Romania’s workforce has undergone a consistent structural change in the past 10 years: 450,000 jobs vanished in industry, while the number of IT employees increased (by 80.0000), trade (by over 200,000) and those in public administration – by 200,000, Vasile Iuga, senior adviser PwC Romania stated during a press conference on Tuesday, about the gap between Romania’s economy and productive Romania, along with necessary policies to bridge it, hotnews.ro informs.
Thus, the domestic workforce is at the same level as a decade ago, at 4.6-4.7 million people, after a dip to 4.1 million employees in 2011.
PwC official said that foreign capital represents 8 percent of the total companies operating in Romania, has 40 percent of the assets, a quarter of the employees, 80 percent of exports and a productivity three times higher than the Romanian industry.
“In the industrial sector, 65 percent of the gross added value comes from foreign capital. A brief look at the economy reveals 600,000 companies operating in Romania.
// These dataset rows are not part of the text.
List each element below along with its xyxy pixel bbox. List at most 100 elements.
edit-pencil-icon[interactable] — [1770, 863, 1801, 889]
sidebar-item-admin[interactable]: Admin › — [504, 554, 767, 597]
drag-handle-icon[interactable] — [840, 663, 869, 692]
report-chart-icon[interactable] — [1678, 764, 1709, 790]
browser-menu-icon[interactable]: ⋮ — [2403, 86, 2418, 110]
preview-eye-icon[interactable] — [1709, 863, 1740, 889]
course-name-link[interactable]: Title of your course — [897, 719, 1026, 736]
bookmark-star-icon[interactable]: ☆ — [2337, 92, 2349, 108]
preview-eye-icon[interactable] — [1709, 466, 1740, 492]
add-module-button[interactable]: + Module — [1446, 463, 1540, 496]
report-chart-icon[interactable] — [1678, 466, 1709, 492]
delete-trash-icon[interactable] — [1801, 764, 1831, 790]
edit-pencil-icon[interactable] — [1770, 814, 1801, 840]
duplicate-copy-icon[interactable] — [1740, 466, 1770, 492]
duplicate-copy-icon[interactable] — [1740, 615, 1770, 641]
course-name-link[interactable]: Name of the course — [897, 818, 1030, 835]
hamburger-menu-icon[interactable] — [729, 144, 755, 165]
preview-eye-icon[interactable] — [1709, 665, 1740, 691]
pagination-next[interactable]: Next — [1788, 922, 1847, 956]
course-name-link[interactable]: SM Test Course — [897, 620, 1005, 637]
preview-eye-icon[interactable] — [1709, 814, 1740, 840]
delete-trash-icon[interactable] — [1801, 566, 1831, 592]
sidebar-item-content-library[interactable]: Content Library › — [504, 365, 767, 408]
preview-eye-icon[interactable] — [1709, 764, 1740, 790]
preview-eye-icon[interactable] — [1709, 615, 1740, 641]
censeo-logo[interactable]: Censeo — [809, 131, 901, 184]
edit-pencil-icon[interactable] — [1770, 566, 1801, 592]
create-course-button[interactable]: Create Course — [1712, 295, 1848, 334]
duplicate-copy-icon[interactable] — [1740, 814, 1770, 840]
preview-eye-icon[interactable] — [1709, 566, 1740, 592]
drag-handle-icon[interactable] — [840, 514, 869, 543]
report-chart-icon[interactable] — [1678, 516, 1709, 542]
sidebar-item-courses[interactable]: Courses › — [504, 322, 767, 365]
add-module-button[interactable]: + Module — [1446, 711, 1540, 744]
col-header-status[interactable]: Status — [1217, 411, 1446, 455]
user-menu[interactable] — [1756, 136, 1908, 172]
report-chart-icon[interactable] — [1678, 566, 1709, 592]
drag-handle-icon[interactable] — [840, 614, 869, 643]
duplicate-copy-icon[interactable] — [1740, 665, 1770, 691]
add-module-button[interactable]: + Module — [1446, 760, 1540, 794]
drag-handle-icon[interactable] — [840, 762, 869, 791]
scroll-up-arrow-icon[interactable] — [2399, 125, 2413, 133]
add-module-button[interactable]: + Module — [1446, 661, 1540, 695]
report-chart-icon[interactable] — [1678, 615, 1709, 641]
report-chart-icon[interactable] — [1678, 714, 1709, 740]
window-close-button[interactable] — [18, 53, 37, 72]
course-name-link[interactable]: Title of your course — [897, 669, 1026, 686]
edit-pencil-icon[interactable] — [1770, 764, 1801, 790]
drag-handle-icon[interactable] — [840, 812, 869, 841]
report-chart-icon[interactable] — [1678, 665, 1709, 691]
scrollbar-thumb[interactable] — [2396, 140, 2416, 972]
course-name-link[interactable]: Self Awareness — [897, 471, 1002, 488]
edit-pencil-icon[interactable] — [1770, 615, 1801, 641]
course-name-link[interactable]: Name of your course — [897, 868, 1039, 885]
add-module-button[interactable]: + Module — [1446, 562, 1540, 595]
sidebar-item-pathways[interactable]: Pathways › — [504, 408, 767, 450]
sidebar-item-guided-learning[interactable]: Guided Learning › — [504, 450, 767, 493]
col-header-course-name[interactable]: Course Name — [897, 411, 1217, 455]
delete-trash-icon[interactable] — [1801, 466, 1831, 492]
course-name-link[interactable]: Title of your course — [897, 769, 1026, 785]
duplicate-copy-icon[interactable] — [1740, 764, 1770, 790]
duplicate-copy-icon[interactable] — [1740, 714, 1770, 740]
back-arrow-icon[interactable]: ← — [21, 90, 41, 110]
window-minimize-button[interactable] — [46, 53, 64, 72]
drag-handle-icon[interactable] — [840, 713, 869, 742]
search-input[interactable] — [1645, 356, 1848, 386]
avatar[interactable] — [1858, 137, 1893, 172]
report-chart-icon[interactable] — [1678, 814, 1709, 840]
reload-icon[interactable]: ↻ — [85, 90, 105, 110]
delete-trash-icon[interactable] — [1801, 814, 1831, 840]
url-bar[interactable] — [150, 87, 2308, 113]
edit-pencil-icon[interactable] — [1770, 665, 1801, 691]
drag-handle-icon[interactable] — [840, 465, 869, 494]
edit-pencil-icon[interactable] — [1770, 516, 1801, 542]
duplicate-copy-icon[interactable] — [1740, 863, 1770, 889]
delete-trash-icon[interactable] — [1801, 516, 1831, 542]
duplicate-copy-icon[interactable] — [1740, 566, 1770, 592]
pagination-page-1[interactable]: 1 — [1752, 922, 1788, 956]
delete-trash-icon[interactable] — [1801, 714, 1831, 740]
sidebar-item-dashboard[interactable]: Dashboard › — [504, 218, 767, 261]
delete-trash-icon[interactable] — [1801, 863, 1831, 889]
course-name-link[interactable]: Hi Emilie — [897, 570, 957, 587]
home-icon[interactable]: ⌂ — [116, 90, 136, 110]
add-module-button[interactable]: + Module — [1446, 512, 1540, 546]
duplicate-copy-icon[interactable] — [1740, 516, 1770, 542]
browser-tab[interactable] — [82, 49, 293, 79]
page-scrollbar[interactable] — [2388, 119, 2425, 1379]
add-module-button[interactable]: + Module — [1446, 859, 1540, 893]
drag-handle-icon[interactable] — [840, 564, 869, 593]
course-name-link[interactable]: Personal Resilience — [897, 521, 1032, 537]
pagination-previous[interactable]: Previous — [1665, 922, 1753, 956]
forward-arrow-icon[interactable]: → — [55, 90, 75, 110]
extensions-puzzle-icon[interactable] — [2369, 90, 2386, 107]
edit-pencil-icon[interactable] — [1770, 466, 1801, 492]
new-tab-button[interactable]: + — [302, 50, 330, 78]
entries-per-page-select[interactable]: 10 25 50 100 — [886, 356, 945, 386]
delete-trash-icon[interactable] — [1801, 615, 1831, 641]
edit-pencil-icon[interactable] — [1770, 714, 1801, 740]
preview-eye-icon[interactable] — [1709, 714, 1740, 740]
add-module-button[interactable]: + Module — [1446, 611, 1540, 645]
The number of companies per one thousand people is 22 in Romania, compared with 43, as is the EU average, which indicates frightened private enterprise,” Iuga explained.
He also said that the number of trade jobs advanced by 225,000, to 750,000, the number of communications jobs increased by 80,000, but so did the jobs in the public administration, which increased by 200,000.
Iuga pointed out on refuting the myth according to which Romania is the EU’s marketplace, given that the country records trade surplus with many of the advanced states.